Ukradli prawie 5 ton metalowych podkładek
Trzech mieszkańców Wronek i jeden mieszkaniec gminy Dobrzyce znalazło sobie sposób na zarobienie paru groszy. Panowie od pewnego czasu kradli metalowe podkładki pod szyny kolejowe które w sumie ważyły prawie 5 ton. Teraz cała czwórka usłyszała zarzuty.

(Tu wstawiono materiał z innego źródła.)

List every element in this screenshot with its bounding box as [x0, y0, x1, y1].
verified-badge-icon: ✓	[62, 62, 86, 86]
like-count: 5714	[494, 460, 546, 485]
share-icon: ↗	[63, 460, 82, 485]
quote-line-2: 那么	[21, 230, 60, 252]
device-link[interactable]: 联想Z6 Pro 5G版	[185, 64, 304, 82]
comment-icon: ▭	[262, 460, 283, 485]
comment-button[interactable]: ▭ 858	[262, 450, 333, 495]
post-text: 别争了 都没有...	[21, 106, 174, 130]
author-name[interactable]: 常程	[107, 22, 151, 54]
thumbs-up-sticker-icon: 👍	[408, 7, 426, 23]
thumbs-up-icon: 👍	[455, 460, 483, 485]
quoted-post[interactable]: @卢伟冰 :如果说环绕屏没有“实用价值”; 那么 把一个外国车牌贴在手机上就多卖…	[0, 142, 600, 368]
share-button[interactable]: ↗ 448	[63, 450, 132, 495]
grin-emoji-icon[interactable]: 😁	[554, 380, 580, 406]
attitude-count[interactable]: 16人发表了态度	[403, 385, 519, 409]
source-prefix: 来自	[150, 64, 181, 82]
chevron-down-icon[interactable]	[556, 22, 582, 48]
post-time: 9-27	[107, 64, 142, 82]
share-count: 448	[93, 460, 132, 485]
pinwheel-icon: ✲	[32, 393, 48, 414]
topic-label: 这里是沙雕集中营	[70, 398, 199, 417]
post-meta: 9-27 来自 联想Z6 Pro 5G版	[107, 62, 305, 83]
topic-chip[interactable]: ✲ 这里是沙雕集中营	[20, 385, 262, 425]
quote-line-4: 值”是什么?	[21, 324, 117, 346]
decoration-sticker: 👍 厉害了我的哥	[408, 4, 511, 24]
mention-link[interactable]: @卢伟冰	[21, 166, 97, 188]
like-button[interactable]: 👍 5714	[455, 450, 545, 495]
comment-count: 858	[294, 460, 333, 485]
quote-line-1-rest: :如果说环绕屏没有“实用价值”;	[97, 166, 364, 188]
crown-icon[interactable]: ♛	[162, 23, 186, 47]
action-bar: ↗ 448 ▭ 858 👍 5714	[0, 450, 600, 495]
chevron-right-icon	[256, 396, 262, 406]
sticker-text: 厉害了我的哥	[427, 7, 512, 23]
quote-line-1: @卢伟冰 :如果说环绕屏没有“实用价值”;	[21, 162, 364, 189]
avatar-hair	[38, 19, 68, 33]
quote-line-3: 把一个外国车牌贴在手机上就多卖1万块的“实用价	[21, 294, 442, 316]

Metalowe podkładki były wymontowane z remontowanych odcinków torów kolejowych i magazynowane na bocznicy kolejowej przy ul. Towarowej we Wronkach. Stąd też zabierali je złodzieje. Pomimo pewnych łączących sprawy faktów - kradzież takich samych elementów z tego samego miejsca - panowie nie działali wspólnie. Dwóch z nich działało na własną rękę, druga dwójka „pracowała” w duecie.
Wronieccy policjanci, którzy wpadli na trop złodziei krok po kroku sprawdzali uzyskane informacje. Wczoraj zatrzymali czterech podejrzewanych.
Jako pierwszy - o godz. 9.35 - w ręce funkcjonariuszy wpadł 24-latek zameldowany na terenie gminy Dobrzyce. Jak się okazało, mężczyzna ukradł około 2590 kg podkładek. Regularnych kradzieży dokonywał od 17 listopada br.
Kilka godzin później – o godz. 12.11 – dzielnicowy zatrzymał kolejnego podejrzanego. Tym razem był nim 67- latek z Wronek. Mężczyzna raz wywiózł 100 kg metalowych elementów.
Na koniec, o 13. 30 wronieccy funkcjonariusze zatrzymali złodziejski duet z Wronek. Panowie dokonywali kradzieży od 19 listopada br. Łącznie ukradli prawie dwie tony metalu.
Część skradzionego mienia odzyskano. Teraz całej czwórce grozi więzienie. Panowie usłyszeli zarzuty kradzieży.